Shiny, Happy Teachers

It seems the Knox County Board of Education wants only shiny, happy teachers to speak at public meetings.

That’s the implication from a Board policy discussed this week.

Here’s the basic thrust of the policy:

The policy says that an employee may come before the board after they have exhausted the normal chain of command.

The board says they want teachers and other KCS employees to put their concerns in writing, and document each step up the chain of command, so that if the process breaks down, they will know where the break down occurred and be able to address it at that point.

Essentially, an employee must demonstrate, in writing, that they’ve exhausted all other channels before appearing before the Board.

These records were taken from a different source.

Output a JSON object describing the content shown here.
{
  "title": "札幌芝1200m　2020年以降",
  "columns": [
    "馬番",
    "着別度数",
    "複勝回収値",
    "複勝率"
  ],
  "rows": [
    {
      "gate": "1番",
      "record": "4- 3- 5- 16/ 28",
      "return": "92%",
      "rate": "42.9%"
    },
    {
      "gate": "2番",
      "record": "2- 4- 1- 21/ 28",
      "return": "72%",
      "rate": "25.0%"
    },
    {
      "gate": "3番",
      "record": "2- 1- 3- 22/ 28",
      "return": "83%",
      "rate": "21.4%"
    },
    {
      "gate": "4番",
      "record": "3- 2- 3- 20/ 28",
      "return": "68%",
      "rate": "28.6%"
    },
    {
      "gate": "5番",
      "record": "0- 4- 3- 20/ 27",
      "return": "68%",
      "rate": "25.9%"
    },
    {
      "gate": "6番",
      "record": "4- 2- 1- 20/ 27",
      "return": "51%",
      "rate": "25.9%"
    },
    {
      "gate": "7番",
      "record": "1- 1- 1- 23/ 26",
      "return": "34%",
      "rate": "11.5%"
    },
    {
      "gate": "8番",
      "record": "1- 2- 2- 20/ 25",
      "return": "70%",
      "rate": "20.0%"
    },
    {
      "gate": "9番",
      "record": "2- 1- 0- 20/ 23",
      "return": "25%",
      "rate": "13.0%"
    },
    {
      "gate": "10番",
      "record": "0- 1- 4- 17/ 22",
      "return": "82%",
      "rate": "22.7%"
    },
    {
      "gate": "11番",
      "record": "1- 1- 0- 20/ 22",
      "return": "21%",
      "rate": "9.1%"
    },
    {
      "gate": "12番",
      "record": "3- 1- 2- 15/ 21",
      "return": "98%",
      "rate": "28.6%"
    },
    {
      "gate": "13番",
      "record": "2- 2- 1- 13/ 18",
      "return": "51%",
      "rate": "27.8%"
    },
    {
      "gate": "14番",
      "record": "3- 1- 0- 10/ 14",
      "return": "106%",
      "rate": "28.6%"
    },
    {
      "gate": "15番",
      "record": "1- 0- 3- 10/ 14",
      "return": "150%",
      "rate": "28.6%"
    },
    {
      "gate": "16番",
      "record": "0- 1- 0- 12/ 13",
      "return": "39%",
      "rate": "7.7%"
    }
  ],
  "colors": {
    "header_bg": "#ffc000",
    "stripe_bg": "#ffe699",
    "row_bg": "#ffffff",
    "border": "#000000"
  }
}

One Board member said they didn’t want the system to look bad because teachers raise concerns on TV.

Board member Karen Carson worried that “bringing concerns up, on TV, is not good for public education”

Perhaps the Board, which has seen some contentious meetings recently, wants to prevent scenes like this:

 

 

 

In any case, the policy certainly appears to be intended to chill discourse.  While citizens who are not teachers are free to complain about policy in public, teachers must have written documentation to justify their appearance.  This type of double standard for speakers at public meetings just might run into some constitutional issues.  If some citizens can speak without a note from the Board Chair and others must have permission based on written evidence, you create two classes of citizens for the purpose of speech.

If public comment is allowed at public meeting, the rules must be uniform for all participants.  It would seem the Knox County Board policy may violate that precept.

It will be interesting to see what, if anything, is done with this policy in coming months.

For more on Tennessee education politics and policy, follow @TNEdReport

5 thoughts on “Shiny, Happy Teachers

  1. Amazing! More teachers retired in Knox County this year than ever before. Anyone wonder why? If teachers can’t bring their complaints, observations and advice to public meetings, the value of their citizenship is worth less than mine? Leadership is missing. Why?

  2. As irritating as it might be, contracted employees for public institutions are obligated to help protect their own reputation as well as the institution’s and the processes in place (usually agreed to, and often including a grievance process). The upside: a well documented and contractually correct path to the public input part of a BOE meeting can’t be faulted-just be cautious in your presentation. The downside: if there is a contentious relationship to begin with, there are several steps to survive and potential consequences to navigate. Document EVERYTHING and follow up carefully delivered conversations with emails verifying the context/content/intent. Like “Let me know if I am understanding our earlier conversation correctly…”

  3. This is a highly egregious policy and I’m shocked that it’s been implemented here in Tennessee. TN Teachers already can’t serve as both teachers and board members at the same time, have a weakened union and now…can’t exercise their right to freedom of speech? I don’t often get worked up over education policy but this is wrong, wrong, wrong.